Tuesday, March 04, 2008


From today's newspaper:

Afterwards Mr Gates challenged reporters to catch him and win his pot of gold, before leaping off over the rainbow with a magical laugh.

Monday, March 03, 2008


I had a phone call at work on Friday afternoon. It was The Flatmate, ringing to tell me that our hot water system was gushing water across the back patio.

It makes sense. It's the Friday afternoon before a long weekend - of course the water heater is going to choose this moment to have a hissy fit.

After a few minutes thought I decided to go home and check on it myself, just in case it might be possible to fix it before 5pm rolled around and the world closed down for three days. A long weekend of cold showers is no long weekend at all.

When I got there, investigations revealed that a little flange on a plastic cap had weakened, probably from stresses as the water pressure rose and fell over the years. Eventually it had snapped, allowing the pressure of the water to blow the cap off. The cap held the hydro generator (a little turbine that generates the spark that ignites the gas when the water is turned on) in place, so when the cap blew off the generator blew out too. With them out of the way, the water gushed out even when the hot water taps were turned off, and I had an innovative new water feature in my back garden.
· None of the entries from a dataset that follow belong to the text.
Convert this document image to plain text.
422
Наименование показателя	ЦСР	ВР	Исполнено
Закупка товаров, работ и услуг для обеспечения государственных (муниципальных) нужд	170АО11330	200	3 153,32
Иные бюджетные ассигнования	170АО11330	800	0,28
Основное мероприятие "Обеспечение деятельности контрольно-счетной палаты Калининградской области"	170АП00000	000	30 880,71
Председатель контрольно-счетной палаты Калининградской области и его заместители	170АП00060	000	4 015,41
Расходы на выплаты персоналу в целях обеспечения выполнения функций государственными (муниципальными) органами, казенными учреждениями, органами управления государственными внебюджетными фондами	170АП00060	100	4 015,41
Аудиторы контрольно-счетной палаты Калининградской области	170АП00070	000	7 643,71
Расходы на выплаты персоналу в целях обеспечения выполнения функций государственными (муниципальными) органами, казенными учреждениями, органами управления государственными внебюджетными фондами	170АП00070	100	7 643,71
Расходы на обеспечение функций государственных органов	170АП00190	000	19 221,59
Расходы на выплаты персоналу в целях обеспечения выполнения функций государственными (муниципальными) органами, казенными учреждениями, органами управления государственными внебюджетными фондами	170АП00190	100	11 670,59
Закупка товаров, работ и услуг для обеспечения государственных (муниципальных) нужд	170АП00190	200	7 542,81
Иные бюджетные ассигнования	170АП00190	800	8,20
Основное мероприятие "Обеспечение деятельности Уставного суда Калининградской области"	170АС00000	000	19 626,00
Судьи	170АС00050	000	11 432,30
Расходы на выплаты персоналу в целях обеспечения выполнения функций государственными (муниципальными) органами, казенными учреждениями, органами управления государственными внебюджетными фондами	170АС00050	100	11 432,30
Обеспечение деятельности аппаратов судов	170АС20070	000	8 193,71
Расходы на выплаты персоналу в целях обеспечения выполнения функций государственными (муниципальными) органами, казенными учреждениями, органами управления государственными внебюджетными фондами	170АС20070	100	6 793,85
Being men, we tried jamming the cap back in place with chocks of wood, but water just squirted out of the sides. So I rang a couple of plumbing supply places to see if they had a replacement cap in stock. Of course they didn't, since that would allow people like me to repair their water heaters for a couple of bucks. Apparently the entire hydro generator would need to be replaced. I asked if they had a replacement hydro generator in stock. And of course they didn't. They did however tell me how much Bosch charged for a replacement part. Apparently Bosch can't cover the vast expense of manufacturing a moulded plastic pipe with a tiny plastic turbine in it for less than $200. If cost is anything to go by, that makes a moulded plastic pipe with a tiny plastic turbine in it as fiendishly complicated to build as a 4Gb iPod Nano.

Fortunately I was not out of options. I called my plumber, who in the proud tradition of his trade refered me to someone else, and that someone else discovered that he had some spare hydro generators in his van. He came by on Saturday morning, cannibalised parts from three old hydro generators to create a single functional one, and installed it in my water heater. Total cost was $110, as opposed to over $300 if it had been a new one.

I celebrated by doing the washing up.